Alongside the beef shawarma, the standout is the kufta kebab. Here the blend of ground beef and lamb is shaped something like a small football. This yields a plumper kebab, with a fuller flavor, than the longer, flatter kufta kebab you find at many other restaurants. Shape aside, this kufta kebab also brilliantly marries the heft of beef with the sharper bite of lamb.
The shish taouk plate features chicken at Zaytoona Mediterranean Cuisine.
Liz Rymarev, Post-Dispatch
These kebabs come with your choice of fries, rice or an Arabic-style salad with a tahini dressing. The fries are very crisp and well-seasoned. If you order rice, though, the kitchen includes a little ramekin of cool, jammy, gently spiced tomatoes to mix into the dish — another of Zaytoona’s small, but vital touches.
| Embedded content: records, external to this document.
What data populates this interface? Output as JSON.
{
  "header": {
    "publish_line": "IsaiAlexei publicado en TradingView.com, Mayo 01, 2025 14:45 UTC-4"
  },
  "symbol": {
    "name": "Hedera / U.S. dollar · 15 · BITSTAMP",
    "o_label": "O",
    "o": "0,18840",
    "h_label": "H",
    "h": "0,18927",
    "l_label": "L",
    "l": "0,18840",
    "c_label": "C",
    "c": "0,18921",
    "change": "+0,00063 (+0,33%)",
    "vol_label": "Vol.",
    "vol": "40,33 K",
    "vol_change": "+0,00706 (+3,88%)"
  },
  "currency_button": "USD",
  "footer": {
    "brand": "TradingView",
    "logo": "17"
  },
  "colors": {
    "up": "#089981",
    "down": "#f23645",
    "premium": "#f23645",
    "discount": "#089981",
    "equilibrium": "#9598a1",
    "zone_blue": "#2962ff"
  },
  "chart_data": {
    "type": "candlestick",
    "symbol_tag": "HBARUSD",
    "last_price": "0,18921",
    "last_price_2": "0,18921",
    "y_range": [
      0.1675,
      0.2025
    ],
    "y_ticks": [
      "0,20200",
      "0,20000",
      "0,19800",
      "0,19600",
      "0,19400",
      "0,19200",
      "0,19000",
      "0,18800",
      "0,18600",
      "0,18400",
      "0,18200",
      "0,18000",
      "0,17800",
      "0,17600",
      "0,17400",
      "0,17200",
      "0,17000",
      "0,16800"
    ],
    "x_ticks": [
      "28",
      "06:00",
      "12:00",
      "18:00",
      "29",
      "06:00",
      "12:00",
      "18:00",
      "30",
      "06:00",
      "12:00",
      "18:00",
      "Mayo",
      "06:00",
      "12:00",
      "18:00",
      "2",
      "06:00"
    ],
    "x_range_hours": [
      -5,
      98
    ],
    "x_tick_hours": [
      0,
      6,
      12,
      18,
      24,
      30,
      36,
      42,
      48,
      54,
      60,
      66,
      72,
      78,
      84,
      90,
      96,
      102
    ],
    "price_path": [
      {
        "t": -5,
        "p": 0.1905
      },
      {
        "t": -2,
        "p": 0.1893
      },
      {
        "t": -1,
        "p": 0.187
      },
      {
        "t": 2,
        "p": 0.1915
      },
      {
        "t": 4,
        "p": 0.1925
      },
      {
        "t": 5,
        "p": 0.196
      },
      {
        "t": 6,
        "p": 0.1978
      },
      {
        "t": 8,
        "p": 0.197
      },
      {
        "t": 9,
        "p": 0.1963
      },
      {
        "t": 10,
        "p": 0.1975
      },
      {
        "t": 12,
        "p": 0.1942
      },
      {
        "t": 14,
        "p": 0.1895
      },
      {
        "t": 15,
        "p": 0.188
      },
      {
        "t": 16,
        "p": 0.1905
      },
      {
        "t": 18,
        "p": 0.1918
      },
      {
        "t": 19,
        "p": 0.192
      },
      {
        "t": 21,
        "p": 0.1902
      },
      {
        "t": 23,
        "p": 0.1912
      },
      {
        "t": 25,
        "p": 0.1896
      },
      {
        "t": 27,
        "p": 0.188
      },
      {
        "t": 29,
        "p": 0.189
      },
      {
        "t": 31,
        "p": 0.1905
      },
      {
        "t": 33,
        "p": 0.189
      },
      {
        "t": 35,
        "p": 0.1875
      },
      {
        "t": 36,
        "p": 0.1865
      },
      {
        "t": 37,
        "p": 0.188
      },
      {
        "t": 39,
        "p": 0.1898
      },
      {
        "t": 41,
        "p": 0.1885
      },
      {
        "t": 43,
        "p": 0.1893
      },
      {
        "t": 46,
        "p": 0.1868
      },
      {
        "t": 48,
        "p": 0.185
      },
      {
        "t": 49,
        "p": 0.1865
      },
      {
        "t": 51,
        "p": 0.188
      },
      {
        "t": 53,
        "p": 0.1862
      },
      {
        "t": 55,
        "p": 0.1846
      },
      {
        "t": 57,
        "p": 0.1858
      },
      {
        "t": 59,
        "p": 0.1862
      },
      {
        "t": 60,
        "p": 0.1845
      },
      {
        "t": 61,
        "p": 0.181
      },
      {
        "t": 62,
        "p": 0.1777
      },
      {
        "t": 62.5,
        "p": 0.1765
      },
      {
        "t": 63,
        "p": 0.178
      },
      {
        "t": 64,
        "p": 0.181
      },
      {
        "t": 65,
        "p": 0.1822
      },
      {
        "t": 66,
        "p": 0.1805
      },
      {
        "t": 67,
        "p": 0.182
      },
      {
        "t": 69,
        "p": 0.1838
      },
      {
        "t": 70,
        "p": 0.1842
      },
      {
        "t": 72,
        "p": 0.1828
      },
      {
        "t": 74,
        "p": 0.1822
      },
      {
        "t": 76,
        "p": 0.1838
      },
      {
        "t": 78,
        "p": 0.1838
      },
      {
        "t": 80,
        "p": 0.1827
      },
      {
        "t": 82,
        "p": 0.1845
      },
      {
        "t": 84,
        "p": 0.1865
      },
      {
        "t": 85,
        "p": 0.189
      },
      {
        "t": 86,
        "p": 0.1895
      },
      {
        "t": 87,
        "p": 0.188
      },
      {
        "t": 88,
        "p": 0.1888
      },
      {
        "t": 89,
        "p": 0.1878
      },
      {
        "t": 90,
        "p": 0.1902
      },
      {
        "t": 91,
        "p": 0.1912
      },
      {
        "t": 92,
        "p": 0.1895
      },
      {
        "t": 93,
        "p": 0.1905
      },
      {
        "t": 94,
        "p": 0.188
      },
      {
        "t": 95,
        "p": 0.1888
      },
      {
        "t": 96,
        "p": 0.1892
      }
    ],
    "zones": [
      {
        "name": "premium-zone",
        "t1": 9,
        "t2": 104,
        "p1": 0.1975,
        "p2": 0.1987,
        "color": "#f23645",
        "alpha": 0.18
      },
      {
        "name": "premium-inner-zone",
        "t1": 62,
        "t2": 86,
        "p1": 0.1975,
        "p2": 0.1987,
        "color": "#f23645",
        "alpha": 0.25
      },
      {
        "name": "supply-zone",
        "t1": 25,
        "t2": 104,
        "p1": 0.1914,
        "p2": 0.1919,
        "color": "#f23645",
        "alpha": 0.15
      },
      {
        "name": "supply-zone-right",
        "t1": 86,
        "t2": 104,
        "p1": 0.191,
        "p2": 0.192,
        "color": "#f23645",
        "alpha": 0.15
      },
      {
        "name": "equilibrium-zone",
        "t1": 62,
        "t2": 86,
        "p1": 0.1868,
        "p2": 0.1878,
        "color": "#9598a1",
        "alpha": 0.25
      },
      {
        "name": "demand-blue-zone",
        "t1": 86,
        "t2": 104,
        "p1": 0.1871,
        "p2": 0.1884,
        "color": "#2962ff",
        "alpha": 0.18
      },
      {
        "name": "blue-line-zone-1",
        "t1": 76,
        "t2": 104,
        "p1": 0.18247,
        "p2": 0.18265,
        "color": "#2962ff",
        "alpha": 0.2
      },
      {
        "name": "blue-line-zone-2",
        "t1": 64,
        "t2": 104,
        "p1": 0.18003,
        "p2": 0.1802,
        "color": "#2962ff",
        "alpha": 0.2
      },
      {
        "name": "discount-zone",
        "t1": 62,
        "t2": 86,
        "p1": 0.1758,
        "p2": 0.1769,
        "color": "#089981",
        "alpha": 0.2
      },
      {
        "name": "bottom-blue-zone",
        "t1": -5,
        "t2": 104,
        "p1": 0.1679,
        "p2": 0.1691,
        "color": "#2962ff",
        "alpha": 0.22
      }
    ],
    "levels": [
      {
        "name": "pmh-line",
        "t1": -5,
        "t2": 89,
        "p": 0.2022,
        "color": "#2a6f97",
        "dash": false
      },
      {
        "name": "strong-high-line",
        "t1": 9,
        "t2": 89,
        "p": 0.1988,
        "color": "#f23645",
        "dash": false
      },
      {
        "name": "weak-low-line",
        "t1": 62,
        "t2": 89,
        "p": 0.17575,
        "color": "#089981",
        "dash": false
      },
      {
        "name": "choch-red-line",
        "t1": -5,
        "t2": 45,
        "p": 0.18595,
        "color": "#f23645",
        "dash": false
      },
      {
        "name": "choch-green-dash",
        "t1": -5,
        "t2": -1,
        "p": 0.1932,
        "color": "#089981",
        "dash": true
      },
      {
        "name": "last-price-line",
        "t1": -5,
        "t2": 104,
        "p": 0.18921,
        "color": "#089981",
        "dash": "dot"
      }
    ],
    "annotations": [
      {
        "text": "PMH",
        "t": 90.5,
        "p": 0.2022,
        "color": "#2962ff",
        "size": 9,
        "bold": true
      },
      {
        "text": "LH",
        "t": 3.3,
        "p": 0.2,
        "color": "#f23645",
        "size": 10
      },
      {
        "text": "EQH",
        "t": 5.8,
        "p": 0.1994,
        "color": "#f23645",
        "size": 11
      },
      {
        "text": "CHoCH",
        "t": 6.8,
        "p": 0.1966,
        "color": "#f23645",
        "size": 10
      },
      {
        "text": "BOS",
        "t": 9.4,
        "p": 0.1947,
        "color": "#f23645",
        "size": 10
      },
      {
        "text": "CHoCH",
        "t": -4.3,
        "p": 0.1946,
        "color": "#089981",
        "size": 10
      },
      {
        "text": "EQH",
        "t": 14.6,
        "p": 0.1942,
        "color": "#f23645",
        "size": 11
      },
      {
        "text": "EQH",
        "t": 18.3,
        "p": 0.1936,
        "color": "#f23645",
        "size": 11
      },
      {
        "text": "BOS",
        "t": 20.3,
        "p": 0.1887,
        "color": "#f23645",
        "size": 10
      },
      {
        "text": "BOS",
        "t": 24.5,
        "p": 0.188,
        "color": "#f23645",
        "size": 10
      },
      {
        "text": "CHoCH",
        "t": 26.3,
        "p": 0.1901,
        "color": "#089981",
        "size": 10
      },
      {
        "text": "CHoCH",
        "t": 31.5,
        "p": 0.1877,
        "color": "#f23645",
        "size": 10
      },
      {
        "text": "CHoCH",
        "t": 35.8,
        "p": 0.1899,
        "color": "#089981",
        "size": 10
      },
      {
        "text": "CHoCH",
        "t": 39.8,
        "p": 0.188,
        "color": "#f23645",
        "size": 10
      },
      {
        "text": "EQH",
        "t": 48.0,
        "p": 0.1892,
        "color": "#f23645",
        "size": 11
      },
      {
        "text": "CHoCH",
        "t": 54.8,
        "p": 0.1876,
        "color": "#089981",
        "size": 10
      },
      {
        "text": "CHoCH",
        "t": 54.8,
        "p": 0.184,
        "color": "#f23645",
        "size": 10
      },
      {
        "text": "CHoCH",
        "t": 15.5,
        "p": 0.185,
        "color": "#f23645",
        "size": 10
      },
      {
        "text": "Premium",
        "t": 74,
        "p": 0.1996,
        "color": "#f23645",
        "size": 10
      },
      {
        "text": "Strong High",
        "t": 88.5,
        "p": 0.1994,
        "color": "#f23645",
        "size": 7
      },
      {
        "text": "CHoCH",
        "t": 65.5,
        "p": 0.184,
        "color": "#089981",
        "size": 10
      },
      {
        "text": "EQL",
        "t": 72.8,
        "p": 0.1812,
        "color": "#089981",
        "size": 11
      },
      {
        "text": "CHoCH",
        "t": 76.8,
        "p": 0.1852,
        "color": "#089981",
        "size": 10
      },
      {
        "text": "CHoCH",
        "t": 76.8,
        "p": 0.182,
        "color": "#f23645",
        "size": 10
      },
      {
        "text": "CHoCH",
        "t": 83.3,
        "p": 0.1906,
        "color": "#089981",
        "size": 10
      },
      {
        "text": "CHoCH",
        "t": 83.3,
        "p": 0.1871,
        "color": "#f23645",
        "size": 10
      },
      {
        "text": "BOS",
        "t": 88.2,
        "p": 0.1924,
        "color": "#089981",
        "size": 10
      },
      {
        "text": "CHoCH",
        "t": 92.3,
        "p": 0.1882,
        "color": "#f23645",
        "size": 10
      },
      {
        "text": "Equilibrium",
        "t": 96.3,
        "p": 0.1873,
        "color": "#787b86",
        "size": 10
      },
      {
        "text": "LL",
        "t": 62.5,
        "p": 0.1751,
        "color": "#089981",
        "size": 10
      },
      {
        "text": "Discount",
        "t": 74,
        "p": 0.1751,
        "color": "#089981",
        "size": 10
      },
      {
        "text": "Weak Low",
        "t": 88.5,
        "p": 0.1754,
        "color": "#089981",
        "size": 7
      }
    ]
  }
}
Listed on the menu, but not always available, is manakeesh, a small flatbread topped with the spice blend za’atar, cheese or ground beef. Check the display counter in the smaller dining room to see if the kitchen has delivered a fresh batch. The manakeesh with fresh, briny and partially melted cheese makes for a lovely appetizer, almost a palate cleanser in its clean flavors.
Obviously, as much as I advocate for exploring the restaurants of the entire metro area, I don’t expect you to drive to Zaytoona expressly for this manakeesh. Here is one case where O’Fallon, Missouri, diners who can swing by the restaurant on a whim really do score a win.
Rating
Highly recommended: The Post-Dispatch evaluates restaurants on the following scale, lowest to highest: not recommended; recommended, but with reservations; recommended; highly recommended; essential. The rating reflects how the restaurant succeeds on its own terms — and how it meets a diner’s good-faith expectations of quality food and hospitality — regardless of cuisine, location or cost.